FRQNCY is built on one conviction: the studios doing the most interesting work are editorial operations that happen to produce — not production companies that occasionally have ideas.
Michelle Khouri is an award-winning executive producer, editor, and showrunner with 10+ years leading documentary storytelling across audio, video, and digital. Her work spans narrative podcasts, video series, and on-location productions for global brands, institutions, and independent projects.
She has led editorial production across the United States, Latin America, Asia, and the Middle East — managing distributed teams, complex logistics, and compressed timelines while maintaining narrative clarity at every stage.

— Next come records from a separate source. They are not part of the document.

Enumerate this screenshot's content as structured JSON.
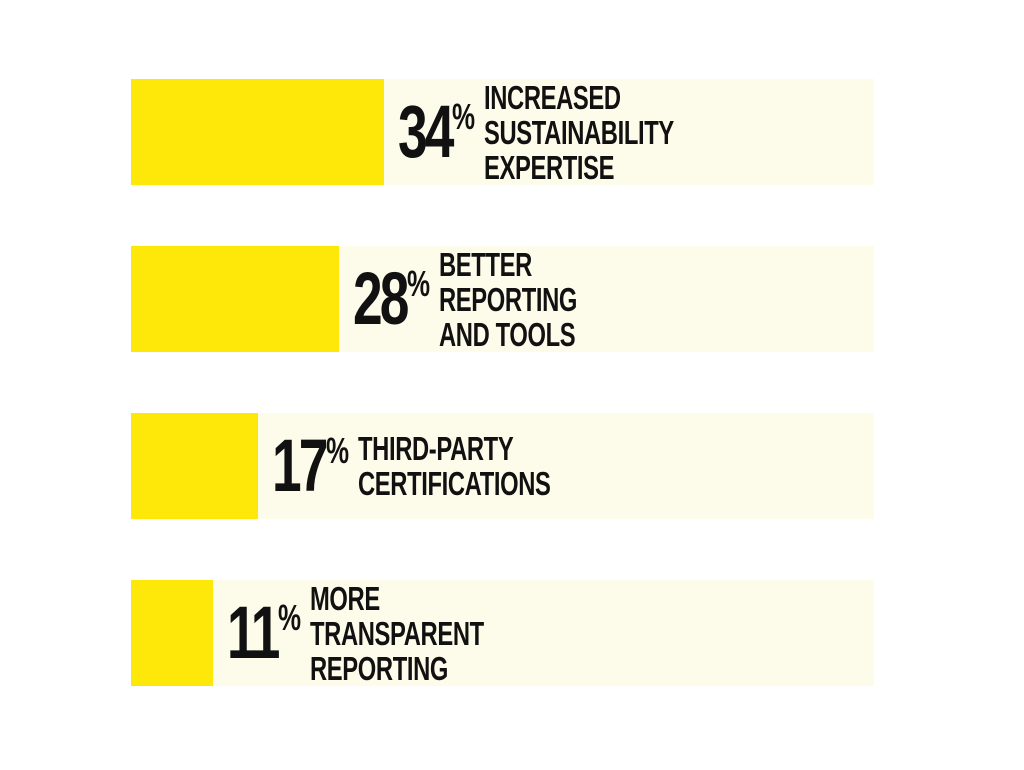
{
  "chart_data": {
    "type": "bar",
    "orientation": "horizontal",
    "categories": [
      "INCREASED\nSUSTAINABILITY EXPERTISE",
      "BETTER REPORTING\nAND TOOLS",
      "THIRD-PARTY\nCERTIFICATIONS",
      "MORE TRANSPARENT\nREPORTING"
    ],
    "values": [
      34,
      28,
      17,
      11
    ],
    "value_labels": [
      "34",
      "28",
      "17",
      "11"
    ],
    "unit": "%",
    "xlim": [
      0,
      100
    ],
    "grid": false,
    "legend": "none"
  },
  "colors": {
    "bar_fill": "#fde80a",
    "bar_track": "#fdfbe9",
    "text": "#111111",
    "background": "#ffffff"
  }
}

Her work has received recognition from Digiday and Adweek, and she has EP'd for Jane Goodall, Diane von Furstenberg, and Alicia Silverstone.
FRQNCY is a done-for-you story company, based in Atlanta and with field production experience across 6 countries. Our team finds the story wherever in the world it is, then builds the anchor and produces every format across every platform.
We partner with organizations navigating complex subjects, where clarity, context, and narrative judgment matter most. Our work spans public-facing series, internal storytelling, and original longform projects. Engagements range from full production leadership to editorial strategy and system design, depending on the needs and scale of the project.
At FRQNCY, video and audio are equals. Visual storytelling is central to how audiences engage with information, while clarity depends on strong narrative structure and high-quality sound. Stories are developed with attention to structure, pacing, and restraint, ensuring that production choices offer understanding rather than distraction.
The deliverable is always a consequence of the story, not the other way around. We've killed a lot of good briefs because the format wasn't the right answer for the question.
The standard for every piece of content: would this work without your logo on it? If not, it's not ready. Great editorial content earns the audience instead of buying it.
Vague content is invisible content. Every story has a specific claim, a specific subject, a specific audience. We push until the idea is sharp enough to cut.
You know what's happening at every stage, what you've approved, and what comes next. No surprises. No scope creep. No mystery deliverables three months in.
The true measure of editorial success is how our work moves its intended audience.